Use logging module, pdb/ipdb for debugging, cProfile/py-spy for performance. Track errors with Sentry. Monitor with Prometheus. Implement health checks and create minimal reproducible examples.
Python Learning Path and Career Development
A successful Python career is built on continuous learning, practical application, and a clear professional roadmap. Key elements that shape this journey include:
- Continuous Learning & Structured Guidance: Mastering Python requires ongoing practice and real-world exposure. Structured programs that combine practical projects with mentorship are available on SkillifySolutions, helping learners transition from theoretical understanding to practical, job-ready Python expertise.
- Clear Career Progression Path: Python professionals typically grow from junior developer to senior engineer, and eventually into technical lead or architect roles.
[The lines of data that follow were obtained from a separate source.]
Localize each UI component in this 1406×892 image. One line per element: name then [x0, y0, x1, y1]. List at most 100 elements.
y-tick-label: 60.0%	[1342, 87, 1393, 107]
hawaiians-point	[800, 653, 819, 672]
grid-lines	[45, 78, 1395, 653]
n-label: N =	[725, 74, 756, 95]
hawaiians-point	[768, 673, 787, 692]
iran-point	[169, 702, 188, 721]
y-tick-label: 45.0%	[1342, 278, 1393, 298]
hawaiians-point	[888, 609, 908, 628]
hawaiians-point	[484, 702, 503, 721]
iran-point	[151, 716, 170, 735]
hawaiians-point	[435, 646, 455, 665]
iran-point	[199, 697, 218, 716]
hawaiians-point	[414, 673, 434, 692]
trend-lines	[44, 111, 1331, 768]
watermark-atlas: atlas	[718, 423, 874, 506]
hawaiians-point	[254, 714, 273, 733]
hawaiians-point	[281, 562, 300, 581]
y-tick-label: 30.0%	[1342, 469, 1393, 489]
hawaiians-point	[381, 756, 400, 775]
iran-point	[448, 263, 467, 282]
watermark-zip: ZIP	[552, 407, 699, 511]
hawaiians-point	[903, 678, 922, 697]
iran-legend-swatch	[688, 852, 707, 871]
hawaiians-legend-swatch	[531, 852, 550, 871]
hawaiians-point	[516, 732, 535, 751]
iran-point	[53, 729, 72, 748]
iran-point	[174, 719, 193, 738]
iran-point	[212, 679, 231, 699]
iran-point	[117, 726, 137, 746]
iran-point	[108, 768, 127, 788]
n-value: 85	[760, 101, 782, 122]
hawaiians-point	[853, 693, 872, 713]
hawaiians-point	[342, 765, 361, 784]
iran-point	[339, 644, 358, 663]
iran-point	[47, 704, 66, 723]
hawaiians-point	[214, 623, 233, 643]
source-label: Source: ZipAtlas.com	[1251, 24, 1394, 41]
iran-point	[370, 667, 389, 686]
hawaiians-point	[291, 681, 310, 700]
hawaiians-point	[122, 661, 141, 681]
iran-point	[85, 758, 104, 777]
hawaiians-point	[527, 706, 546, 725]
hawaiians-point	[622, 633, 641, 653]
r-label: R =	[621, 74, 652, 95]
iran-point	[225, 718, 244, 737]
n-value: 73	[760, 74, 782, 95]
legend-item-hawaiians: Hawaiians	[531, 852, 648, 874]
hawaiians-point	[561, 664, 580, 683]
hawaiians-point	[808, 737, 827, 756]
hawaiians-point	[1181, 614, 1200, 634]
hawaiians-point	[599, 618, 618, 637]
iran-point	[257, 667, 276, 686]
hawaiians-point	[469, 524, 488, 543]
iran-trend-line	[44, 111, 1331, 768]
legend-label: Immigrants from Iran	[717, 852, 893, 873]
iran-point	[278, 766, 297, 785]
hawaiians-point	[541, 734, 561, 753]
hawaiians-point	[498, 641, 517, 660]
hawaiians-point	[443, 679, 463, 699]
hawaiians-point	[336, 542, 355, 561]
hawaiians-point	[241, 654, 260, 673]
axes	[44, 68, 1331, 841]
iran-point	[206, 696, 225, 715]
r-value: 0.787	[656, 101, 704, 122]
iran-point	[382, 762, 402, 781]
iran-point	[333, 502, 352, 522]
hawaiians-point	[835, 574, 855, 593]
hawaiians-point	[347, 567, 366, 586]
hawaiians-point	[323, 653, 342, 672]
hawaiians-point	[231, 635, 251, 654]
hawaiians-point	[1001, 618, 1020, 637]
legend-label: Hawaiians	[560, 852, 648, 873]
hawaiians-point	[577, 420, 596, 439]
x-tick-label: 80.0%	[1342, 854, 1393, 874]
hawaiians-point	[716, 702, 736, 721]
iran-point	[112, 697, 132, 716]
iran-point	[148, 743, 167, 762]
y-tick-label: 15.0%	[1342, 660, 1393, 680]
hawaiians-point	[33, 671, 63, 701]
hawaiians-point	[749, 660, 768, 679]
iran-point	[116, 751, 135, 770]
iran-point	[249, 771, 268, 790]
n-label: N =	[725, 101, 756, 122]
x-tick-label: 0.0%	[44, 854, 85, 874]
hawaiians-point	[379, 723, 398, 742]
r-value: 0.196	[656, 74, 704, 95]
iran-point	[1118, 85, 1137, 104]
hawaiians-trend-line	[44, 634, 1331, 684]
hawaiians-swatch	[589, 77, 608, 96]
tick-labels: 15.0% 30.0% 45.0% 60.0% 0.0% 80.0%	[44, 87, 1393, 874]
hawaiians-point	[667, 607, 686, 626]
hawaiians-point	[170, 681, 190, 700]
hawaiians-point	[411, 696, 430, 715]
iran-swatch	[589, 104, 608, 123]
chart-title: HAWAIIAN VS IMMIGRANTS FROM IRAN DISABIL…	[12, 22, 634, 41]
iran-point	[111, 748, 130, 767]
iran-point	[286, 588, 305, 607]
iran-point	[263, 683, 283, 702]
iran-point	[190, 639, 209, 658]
Specializing in areas like data science, machine learning, web development, or DevOps can unlock higher-level opportunities.
- Portfolio & Practical Experience Matter: Building personal projects and contributing to open-source communities strengthens your technical foundation, improves interview performance, and demonstrates real-world capability to potential employers.
Final Thoughts
Preparing for a Python Programming interview isn’t just about memorizing answers, it’s about truly understanding how things work and being able to apply that knowledge confidently. In this guide, we covered 50 important Python interview questions and answers, from beginner basics to advanced concepts, along with practical examples to help you think clearly in real interview situations.
Remember, interviewers look beyond textbook knowledge. They care about how you approach problems, explain your thinking, and write clean, readable code. Keep practicing, build real projects, and stay curious, consistency is what ultimately sets you apart. With the right preparation and mindset, you’ll be ready to walk into your next Python interview with confidence.